I plan to upload this to Bitbucket soon, but I keep brutally refactoring the classes, or maliciously changing the file format, neither of which would endear me to other people trying to use the code. Hopefully things will settle down soon, now that I’ve got nearly all the functionality I want. I’ll let you know.

[Update: Struck out a comparison that’s probably unfair to current versions of sqlite, judging by descriptions of how it saves transactions.]


4 Responses to “I Has A Hash Table”

  • Gus Mueller Says:

    “The file format should be virtually un-corruptible by crashes, unlike a traditional database such as sqlite.”

    So uh, how did you manage to do that with sqlite? :)

  • Jens Alfke Says:

    I never did — you pretty much can’t make sqlite (or any update-in-place format) robust enough.
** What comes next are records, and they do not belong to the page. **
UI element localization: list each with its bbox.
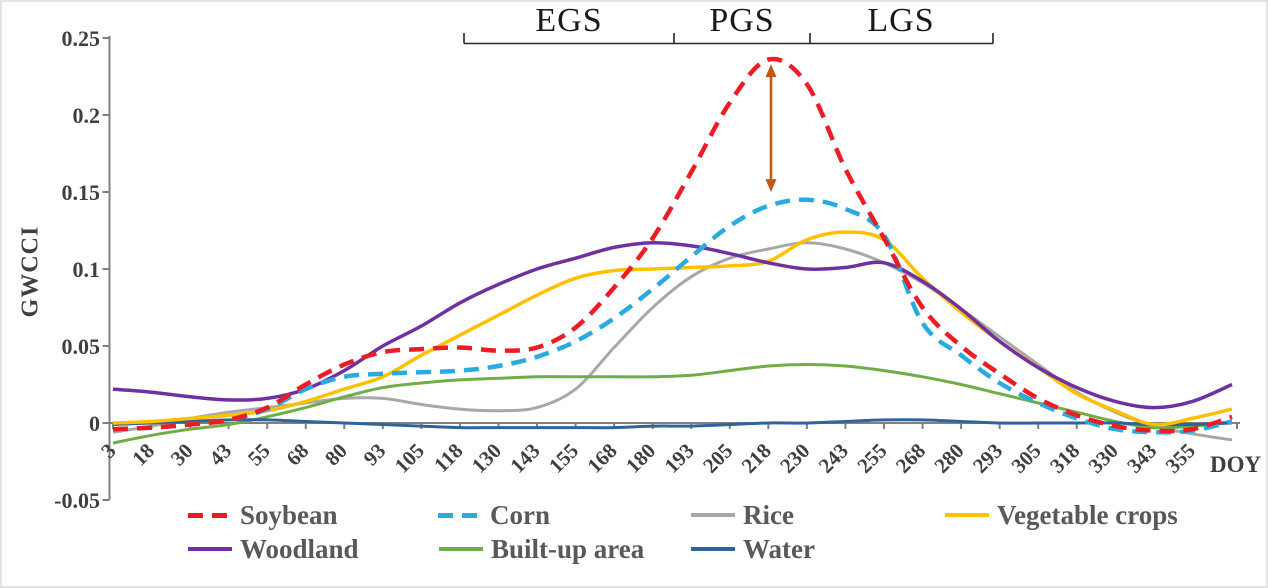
x-axis-title: DOY [1210, 452, 1262, 477]
x-tick-label: 255 [852, 439, 891, 478]
y-tick-label: 0.2 [73, 103, 101, 128]
x-tick-label: 343 [1122, 439, 1161, 478]
x-tick-label: 293 [968, 439, 1007, 478]
legend-label: Soybean [240, 500, 338, 530]
season-label-lgs: LGS [867, 2, 935, 39]
legend-label: Water [743, 534, 815, 564]
x-tick-label: 55 [243, 439, 275, 471]
arrow-head-down-icon [765, 179, 777, 193]
legend-item-corn: Corn [438, 500, 550, 530]
x-tick-label: 355 [1161, 439, 1200, 478]
y-axis-title: GWCCI [17, 225, 44, 318]
x-tick-label: 118 [429, 439, 467, 477]
x-tick-label: 193 [660, 439, 699, 478]
x-tick-label: 105 [390, 439, 429, 478]
y-tick-label: 0.25 [62, 26, 101, 51]
x-tick-label: 318 [1045, 439, 1084, 478]
x-tick-label: 330 [1084, 439, 1123, 478]
y-tick-label: -0.05 [54, 488, 100, 513]
x-tick-label: 30 [166, 439, 198, 471]
legend-line-swatch [439, 547, 483, 551]
x-tick-label: 168 [582, 439, 621, 478]
x-tick-label: 80 [320, 439, 352, 471]
legend-line-swatch [691, 513, 735, 517]
legend-label: Vegetable crops [997, 500, 1178, 530]
y-tick-label: 0.1 [73, 257, 101, 282]
season-label-egs: EGS [535, 2, 603, 39]
series-line-water [112, 418, 1233, 430]
x-tick-label: 130 [467, 439, 506, 478]
legend-label: Woodland [240, 534, 359, 564]
y-tick-label: 0 [89, 411, 100, 436]
legend-line-swatch [188, 547, 232, 551]
legend-line-swatch [188, 512, 232, 518]
x-tick-label: 243 [814, 439, 853, 478]
legend-item-woodland: Woodland [188, 534, 359, 564]
legend-line-swatch [945, 513, 989, 517]
season-label-pgs: PGS [709, 2, 775, 39]
y-tick-label: 0.05 [62, 334, 101, 359]
legend-item-vegetable-crops: Vegetable crops [945, 500, 1178, 530]
x-tick-label: 68 [281, 439, 313, 471]
series-line-corn [112, 197, 1233, 435]
x-tick-label: 93 [359, 439, 391, 471]
x-tick-label: 180 [621, 439, 660, 478]
legend-item-soybean: Soybean [188, 500, 338, 530]
legend-label: Rice [743, 500, 794, 530]
x-tick-label: 43 [204, 439, 236, 471]
x-tick-label: 143 [505, 439, 544, 478]
x-tick-label: 230 [775, 439, 814, 478]
x-tick-label: 305 [1006, 439, 1045, 478]
legend-label: Built-up area [491, 534, 645, 564]
x-tick-label: 205 [698, 439, 737, 478]
legend-line-swatch [438, 512, 482, 518]
legend-item-built-up-area: Built-up area [439, 534, 644, 564]
series-line-soybean [112, 56, 1233, 434]
legend-label: Corn [490, 500, 550, 530]
x-tick-label: 218 [737, 439, 776, 478]
legend-item-rice: Rice [691, 500, 794, 530]
x-tick-label: 268 [891, 439, 930, 478]
x-tick-label: 155 [544, 439, 583, 478]
legend-line-swatch [691, 547, 735, 551]
y-tick-label: 0.15 [62, 180, 101, 205]
x-tick-label: 280 [929, 439, 968, 478]
legend-item-water: Water [691, 534, 815, 564]
arrow-head-up-icon [765, 64, 777, 78]
x-tick-label: 18 [127, 439, 159, 471]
The PubSub store in OS X has to keep a backup copy of critical stuff like the list of subscriptions, and it has to check the db for corruption when it opens it, and if it’s gone bad, nuke it and restore what it can from the backup. (Mail, Address Book, etc. do the same thing.)

    This was a total pain to implement, and is why I really want to write something that won’t have these problems, even if it isn’t otherwise as powerful as sqlite.

  • Joachim Bengtsson Says:

    Sqlite does a lot of crash testing — it has the most comprehensive test suite I’ve ever seen (45 million lines of test code to 64 thousand lines of library code). But you’re saying it’s relatively easy to corrupt with a crash anyway? Not that I don’t believe you, I’m just surprised :)

  • Jens Alfke Says:

    Joachim — it may not be easy, but it happens. I saw evidence of several instances during internal testing of Tiger and Leopard.

    Problems seem to occur if the kernel panics or, worse, the disk abruptly loses power. Disk controllers have an internal cache, and they re-order sector writes to minimize the amount of head travel. If the controller resets/dies before it can flush its cache, some random subset of the most recent sector writes will be lost.

    I’m reading through the “Atomic Commit In SQLite” document now — it’s very interesting, and I don’t believe it was around when I was working with sqlite in ‘05-‘07. It sounds like current versions of it are more robust to disk power failures … maybe as a result of the problems we had at Apple ;)

    A related problem that came up much more often was denial-of-service to processes accessing the database, due to another process being hung while it holds a lock. On my Leopard system this seemed to happen every few months to PubSub. This is my fault, not sqlite’s, of course, but it does mean that a failure in one process propagates into others, which is bad. Worse, the way to recover from it is to move the database aside and re-create it, just as though it had been corrupted. This makes me appreciate the way that in an append-only file format, readers can never be locked out.